Once a project is created, Cubase opens. I’m starting from scratch so no conversion is applicable.
Highlight any audio track.
File>Import> Audio file> then the Windows audio file box opens so I can select any audio file.
select the file, open it, then the wave part appears in cubase.
Highlight that part, select the audio tab>process> gain

The gain box opens up, lets say I want to reduce the gain, so i use the slider to reduce it, hit process…and the wave image in my project window doesn’t change and of course neither does the actual audio.

This is applicable with most other functions such as normalize, fade in/out etc. The only function I found that works is silence.

Hope that helps.

Your default is D? The first time you installed Cubase it should default to your C drive. Apparently you have changed the default drive since installing the program?
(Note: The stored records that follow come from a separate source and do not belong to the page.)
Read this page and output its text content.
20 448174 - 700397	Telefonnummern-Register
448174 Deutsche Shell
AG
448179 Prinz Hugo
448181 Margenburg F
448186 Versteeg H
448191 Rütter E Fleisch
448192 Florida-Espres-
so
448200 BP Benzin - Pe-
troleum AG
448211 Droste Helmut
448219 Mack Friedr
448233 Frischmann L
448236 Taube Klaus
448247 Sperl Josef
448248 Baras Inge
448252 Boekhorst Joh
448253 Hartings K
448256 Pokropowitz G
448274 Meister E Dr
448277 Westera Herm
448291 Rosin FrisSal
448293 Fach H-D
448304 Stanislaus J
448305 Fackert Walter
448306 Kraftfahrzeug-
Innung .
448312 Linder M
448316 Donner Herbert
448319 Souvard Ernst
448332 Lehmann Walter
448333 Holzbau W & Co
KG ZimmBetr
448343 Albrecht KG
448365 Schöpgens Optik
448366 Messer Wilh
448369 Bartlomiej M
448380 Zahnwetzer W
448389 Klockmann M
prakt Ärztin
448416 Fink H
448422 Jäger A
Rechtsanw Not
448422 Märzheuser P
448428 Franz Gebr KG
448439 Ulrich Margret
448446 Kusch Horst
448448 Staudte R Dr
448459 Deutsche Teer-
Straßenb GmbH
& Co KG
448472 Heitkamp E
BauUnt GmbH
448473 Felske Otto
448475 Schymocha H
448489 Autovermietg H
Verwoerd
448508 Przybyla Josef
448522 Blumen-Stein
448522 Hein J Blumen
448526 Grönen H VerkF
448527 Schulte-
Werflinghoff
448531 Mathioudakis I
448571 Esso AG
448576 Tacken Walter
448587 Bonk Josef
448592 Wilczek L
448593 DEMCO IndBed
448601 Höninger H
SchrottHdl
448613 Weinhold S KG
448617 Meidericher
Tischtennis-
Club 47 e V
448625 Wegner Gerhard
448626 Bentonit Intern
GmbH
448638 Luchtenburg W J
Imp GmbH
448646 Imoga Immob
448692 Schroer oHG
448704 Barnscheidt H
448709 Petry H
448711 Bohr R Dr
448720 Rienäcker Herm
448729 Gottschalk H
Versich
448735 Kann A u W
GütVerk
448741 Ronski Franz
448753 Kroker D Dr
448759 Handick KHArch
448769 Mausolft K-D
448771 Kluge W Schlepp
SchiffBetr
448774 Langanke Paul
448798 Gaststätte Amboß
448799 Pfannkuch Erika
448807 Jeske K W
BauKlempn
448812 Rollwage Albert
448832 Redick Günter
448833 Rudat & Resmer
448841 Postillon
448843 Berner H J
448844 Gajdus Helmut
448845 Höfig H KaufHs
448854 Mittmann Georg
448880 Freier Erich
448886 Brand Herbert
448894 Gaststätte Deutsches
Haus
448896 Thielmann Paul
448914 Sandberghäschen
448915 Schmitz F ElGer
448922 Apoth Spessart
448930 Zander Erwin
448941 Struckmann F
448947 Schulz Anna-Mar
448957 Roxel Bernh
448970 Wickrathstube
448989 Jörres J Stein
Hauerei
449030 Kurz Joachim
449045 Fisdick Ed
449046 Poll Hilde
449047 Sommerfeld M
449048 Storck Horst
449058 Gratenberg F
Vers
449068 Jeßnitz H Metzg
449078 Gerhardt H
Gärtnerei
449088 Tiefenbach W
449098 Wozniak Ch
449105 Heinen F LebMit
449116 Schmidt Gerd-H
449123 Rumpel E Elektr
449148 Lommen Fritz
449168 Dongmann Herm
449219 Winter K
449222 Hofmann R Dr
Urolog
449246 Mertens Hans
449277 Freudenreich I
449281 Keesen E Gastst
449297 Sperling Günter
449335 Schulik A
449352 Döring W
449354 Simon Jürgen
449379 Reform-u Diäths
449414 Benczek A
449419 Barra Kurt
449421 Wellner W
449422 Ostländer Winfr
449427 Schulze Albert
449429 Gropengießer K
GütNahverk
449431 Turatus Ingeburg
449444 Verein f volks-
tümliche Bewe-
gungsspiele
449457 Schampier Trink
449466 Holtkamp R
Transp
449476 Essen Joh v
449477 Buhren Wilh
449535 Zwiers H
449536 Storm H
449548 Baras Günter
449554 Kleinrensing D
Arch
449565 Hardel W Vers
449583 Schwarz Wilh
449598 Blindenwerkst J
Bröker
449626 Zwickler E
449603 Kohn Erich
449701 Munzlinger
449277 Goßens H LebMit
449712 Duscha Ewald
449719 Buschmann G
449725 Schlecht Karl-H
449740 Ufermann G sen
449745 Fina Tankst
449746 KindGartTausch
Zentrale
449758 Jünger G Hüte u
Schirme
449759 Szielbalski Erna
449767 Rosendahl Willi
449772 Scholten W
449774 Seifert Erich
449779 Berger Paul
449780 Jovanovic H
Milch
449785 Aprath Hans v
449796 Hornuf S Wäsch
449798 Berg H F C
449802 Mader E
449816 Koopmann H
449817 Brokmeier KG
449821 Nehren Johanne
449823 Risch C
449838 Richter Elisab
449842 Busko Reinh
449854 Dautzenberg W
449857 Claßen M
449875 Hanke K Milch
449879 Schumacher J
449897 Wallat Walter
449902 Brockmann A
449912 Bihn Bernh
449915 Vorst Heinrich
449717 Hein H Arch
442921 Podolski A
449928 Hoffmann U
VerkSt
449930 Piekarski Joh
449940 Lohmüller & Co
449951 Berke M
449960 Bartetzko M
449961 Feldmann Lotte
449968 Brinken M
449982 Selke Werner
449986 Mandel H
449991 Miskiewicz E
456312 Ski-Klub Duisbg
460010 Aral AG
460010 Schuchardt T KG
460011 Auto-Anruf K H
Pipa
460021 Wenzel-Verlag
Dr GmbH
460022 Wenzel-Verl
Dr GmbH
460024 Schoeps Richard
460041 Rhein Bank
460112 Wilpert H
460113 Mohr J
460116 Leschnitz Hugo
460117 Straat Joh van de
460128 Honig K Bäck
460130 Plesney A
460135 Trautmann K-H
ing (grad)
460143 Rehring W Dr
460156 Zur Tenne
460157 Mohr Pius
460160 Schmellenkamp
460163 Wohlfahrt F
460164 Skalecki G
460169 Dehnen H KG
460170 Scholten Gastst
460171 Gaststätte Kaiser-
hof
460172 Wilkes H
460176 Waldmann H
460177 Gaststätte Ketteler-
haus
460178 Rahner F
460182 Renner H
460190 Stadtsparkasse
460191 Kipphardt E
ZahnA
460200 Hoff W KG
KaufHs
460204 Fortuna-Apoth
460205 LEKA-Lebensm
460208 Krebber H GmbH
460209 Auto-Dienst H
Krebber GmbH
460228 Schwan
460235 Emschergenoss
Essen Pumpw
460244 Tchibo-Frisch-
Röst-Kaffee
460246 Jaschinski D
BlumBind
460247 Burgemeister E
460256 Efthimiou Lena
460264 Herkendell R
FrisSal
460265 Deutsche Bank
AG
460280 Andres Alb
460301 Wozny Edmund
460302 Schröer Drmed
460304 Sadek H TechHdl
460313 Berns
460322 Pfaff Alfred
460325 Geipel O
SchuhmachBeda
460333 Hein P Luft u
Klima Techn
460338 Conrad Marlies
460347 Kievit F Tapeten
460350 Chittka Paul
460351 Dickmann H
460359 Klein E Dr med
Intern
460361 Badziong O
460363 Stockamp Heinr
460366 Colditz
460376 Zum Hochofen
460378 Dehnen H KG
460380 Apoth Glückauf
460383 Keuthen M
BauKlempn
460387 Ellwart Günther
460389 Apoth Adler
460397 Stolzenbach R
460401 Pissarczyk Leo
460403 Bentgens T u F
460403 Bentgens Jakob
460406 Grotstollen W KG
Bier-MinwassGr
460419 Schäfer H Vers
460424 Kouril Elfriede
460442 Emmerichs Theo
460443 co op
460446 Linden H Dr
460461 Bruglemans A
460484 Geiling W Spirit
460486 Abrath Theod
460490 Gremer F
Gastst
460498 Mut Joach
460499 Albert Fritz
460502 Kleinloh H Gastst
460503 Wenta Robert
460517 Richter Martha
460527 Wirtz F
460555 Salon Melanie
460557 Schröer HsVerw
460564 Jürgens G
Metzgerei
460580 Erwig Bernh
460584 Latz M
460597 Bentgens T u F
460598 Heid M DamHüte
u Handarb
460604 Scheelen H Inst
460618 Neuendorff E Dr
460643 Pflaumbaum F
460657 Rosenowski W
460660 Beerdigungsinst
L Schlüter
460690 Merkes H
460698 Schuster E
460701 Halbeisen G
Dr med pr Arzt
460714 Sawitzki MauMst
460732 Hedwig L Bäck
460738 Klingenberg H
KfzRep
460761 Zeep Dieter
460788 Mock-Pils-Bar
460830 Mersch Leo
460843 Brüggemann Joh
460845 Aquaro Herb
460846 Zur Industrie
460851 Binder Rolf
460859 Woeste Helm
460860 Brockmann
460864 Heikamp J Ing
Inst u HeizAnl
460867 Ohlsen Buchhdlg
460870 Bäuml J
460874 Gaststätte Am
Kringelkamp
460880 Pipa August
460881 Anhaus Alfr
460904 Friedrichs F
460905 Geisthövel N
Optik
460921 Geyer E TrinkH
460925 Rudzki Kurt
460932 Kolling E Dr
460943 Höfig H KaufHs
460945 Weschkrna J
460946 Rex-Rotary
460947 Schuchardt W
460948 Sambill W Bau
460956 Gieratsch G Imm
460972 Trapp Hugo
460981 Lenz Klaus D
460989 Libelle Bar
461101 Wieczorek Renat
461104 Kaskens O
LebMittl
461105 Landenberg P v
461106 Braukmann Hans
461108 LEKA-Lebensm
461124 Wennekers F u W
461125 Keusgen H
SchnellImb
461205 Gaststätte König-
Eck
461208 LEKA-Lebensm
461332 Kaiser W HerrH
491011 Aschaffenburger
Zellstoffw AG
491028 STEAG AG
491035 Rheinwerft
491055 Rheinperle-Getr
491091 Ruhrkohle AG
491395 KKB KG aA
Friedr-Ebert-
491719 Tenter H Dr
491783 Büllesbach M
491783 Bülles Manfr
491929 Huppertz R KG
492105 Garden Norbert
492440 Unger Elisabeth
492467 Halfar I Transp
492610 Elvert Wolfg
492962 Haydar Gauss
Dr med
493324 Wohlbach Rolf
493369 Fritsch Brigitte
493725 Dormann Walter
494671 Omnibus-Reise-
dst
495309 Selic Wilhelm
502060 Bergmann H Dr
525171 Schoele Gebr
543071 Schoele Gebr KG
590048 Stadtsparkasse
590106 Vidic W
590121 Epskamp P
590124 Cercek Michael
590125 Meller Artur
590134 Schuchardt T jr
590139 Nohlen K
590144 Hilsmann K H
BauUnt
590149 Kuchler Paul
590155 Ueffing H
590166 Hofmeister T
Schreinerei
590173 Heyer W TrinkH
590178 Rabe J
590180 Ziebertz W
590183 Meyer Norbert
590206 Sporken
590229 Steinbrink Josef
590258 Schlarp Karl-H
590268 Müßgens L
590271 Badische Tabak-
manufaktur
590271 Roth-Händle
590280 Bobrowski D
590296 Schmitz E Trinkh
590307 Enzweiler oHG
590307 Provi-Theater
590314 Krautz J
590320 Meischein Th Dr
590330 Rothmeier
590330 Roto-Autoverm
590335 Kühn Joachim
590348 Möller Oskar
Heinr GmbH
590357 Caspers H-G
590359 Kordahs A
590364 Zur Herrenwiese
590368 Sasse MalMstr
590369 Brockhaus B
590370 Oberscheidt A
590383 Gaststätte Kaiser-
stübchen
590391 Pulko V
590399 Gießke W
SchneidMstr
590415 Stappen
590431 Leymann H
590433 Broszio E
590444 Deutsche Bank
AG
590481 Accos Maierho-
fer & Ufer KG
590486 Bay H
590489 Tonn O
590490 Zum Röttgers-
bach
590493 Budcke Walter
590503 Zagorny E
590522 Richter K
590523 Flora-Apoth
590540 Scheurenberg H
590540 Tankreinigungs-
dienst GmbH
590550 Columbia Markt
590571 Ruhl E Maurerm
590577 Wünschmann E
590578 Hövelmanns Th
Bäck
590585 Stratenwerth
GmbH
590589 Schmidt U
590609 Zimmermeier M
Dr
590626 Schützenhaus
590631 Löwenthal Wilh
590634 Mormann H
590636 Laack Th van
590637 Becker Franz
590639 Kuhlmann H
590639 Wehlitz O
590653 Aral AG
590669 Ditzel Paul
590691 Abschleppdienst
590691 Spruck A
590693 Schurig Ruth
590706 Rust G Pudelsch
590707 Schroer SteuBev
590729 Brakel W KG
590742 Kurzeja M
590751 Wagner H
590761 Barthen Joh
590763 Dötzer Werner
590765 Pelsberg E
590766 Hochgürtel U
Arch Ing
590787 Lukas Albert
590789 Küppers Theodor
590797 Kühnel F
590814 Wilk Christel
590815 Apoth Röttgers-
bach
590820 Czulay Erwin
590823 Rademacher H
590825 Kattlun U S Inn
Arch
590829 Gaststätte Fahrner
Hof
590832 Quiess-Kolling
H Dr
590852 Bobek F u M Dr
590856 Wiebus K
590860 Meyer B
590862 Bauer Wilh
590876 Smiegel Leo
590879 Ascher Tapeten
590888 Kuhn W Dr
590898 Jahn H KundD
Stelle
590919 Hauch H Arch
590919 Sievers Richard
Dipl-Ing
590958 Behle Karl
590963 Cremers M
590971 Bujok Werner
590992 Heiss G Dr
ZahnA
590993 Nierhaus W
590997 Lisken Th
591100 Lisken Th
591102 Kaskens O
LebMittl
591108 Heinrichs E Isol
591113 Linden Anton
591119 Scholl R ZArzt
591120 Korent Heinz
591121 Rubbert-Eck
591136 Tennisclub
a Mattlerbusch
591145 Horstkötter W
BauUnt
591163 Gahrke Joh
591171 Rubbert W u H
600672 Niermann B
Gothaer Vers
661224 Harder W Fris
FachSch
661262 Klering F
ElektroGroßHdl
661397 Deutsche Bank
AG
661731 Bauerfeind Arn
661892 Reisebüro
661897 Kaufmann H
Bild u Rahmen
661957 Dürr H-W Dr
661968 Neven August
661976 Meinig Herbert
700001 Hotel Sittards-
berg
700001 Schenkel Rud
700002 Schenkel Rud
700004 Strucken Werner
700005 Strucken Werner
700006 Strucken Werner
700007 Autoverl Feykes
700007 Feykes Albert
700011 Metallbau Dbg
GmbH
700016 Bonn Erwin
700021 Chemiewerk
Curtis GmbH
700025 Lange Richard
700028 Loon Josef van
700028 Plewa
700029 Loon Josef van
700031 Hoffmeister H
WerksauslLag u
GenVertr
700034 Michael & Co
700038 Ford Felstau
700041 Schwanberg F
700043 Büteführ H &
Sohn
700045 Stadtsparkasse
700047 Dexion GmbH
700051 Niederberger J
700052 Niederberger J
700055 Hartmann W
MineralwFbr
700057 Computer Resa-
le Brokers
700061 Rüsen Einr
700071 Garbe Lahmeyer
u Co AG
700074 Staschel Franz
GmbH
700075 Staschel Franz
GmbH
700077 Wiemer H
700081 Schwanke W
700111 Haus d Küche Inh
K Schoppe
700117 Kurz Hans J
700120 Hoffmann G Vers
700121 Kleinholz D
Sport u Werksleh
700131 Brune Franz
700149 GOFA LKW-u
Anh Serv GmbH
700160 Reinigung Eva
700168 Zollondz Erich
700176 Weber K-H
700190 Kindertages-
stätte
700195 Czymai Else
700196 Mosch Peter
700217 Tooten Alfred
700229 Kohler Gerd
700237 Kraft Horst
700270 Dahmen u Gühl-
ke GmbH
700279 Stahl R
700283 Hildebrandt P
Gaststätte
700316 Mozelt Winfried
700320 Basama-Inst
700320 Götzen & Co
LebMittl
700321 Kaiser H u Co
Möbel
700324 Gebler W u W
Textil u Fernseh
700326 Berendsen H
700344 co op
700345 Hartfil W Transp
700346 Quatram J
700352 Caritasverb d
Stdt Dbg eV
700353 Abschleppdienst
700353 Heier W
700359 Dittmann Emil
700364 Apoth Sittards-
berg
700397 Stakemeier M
Yes, I don’t want my C drive filled with audio files. That is why I decided to create a new folder titled “my cubase projects” in my D drive and then change the default in Cubase from C to D. And that is when I noticed the audio processors not working.
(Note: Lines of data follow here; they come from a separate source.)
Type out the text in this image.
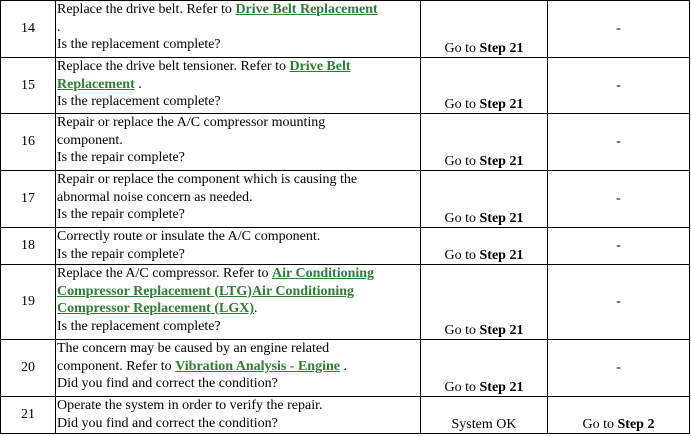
14	Replace the drive belt. Refer to Drive Belt Replacement
.
Is the replacement complete?	Go to Step 21	-
15	Replace the drive belt tensioner. Refer to Drive Belt
Replacement .
Is the replacement complete?	Go to Step 21	-
16	Repair or replace the A/C compressor mounting
component.
Is the repair complete?	Go to Step 21	-
17	Repair or replace the component which is causing the
abnormal noise concern as needed.
Is the repair complete?	Go to Step 21	-
18	Correctly route or insulate the A/C component.
Is the repair complete?	Go to Step 21	-
19	Replace the A/C compressor. Refer to Air Conditioning
Compressor Replacement (LTG)Air Conditioning
Compressor Replacement (LGX).
Is the replacement complete?	Go to Step 21	-
20	The concern may be caused by an engine related
component. Refer to Vibration Analysis - Engine .
Did you find and correct the condition?	Go to Step 21	-
21	Operate the system in order to verify the repair.
Did you find and correct the condition?	System OK	Go to Step 2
I have a request with Steinberg…hopefully I can get this mess figured out. It apparently doesn’t happen with most people, but my issues exactly reflect those of Plogut.
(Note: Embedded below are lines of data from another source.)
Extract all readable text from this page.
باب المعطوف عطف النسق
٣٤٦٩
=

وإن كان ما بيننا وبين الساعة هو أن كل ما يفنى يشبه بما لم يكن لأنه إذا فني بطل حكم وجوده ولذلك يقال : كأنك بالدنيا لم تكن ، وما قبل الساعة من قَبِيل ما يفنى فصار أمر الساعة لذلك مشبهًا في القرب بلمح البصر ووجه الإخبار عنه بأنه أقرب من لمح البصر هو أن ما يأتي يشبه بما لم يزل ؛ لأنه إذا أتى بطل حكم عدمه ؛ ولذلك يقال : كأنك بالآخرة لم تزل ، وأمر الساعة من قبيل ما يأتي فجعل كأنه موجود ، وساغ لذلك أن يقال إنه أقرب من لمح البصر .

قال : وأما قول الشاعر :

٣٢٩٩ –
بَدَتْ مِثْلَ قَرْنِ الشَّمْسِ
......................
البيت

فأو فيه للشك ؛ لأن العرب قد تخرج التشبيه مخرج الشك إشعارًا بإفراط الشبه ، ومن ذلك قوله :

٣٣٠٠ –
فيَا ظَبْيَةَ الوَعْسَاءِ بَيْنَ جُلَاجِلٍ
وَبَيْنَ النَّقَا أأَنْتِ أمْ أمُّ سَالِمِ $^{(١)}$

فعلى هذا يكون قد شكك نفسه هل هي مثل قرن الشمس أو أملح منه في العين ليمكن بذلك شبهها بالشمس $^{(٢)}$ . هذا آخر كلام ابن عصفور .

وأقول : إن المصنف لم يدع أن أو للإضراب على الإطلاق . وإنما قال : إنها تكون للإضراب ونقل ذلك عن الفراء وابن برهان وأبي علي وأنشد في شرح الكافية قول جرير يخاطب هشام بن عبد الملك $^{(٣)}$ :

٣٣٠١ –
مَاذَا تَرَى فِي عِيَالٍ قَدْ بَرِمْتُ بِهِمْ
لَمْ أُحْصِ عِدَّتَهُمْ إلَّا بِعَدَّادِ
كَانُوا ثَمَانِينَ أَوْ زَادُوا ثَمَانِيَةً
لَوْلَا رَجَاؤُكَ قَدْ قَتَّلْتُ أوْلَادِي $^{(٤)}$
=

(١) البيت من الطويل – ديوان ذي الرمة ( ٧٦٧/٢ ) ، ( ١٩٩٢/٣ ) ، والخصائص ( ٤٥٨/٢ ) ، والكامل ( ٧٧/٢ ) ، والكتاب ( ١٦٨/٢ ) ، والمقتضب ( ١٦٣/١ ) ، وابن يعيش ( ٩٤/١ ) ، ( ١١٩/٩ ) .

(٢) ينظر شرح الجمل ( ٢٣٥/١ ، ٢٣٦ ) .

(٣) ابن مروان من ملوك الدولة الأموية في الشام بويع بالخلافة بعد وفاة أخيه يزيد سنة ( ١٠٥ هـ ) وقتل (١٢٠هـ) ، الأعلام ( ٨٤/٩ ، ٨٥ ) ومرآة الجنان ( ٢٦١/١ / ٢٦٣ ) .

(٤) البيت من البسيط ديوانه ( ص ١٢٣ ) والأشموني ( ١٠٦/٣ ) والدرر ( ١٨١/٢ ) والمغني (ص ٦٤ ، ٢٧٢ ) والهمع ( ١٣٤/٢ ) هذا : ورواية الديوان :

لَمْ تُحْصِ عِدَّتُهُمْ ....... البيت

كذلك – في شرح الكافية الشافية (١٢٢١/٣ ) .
(About the C drive filling up because of the default folder? I left that folder in place, the one that comes up by default in the C drive, but created one in D drive. …Um, and the result is the D drive folder gets used by Cubase and the default one I left on the C drive just sits there not being used at all. I never deleted it because it doesn’t take up any room.

So are we just chasing our tail here or is somebody suggesting that if I delete the default folder now on the C drive, keeping my D drive folder intact, that the sky will start raining doo? Likewise, is somebody saying that Cubase is storing dupilcate data in duplicate folders on both drives? The former I don’t know about because I have not done this, and the latter I am not seeing on my PC…)

Back to topic, Plougot are you loading a track in C6 like I suggested and still not able to reverse it?

I did move the contents of the default "My Documents…etc. " folder but then I had to dig around for lost files when I loaded any Projects referencing the Project WAVs.
I think, strictly speaking, it just keeps all the backups and history files there but they do tend to grow a bit as they’re essentially duplicates of one’s Project files that are stored elsewhere.
So: save Project A to folder “Project A” then Project B to folder “Project B” the contents of both folders and their backups will then also be saved into “Documents / Cubase Projects”. Initially C drive, but as you have pointed out this can be redirected with the Project Assistant.

I think now my C drive Cubase folder will now behave as yours does mr. roos and the new default folder will start to fill up.

Unfortunately though we don’t seem to have fixed the Audio treatments problem for you yet. I feel sure it’s got to be simple. I think moving that default file is the common denominator. But why is mine (but only one Project yet and that did fail temporarily) still working?

Can’t reproduce it here. Everything works as usual. I don’t use the default directory for my projects either, but even if I check and then uncheck it, audio processing still works as expected.

Tried your repro with Cubase 6 32 bit version - works as it’s supposed to.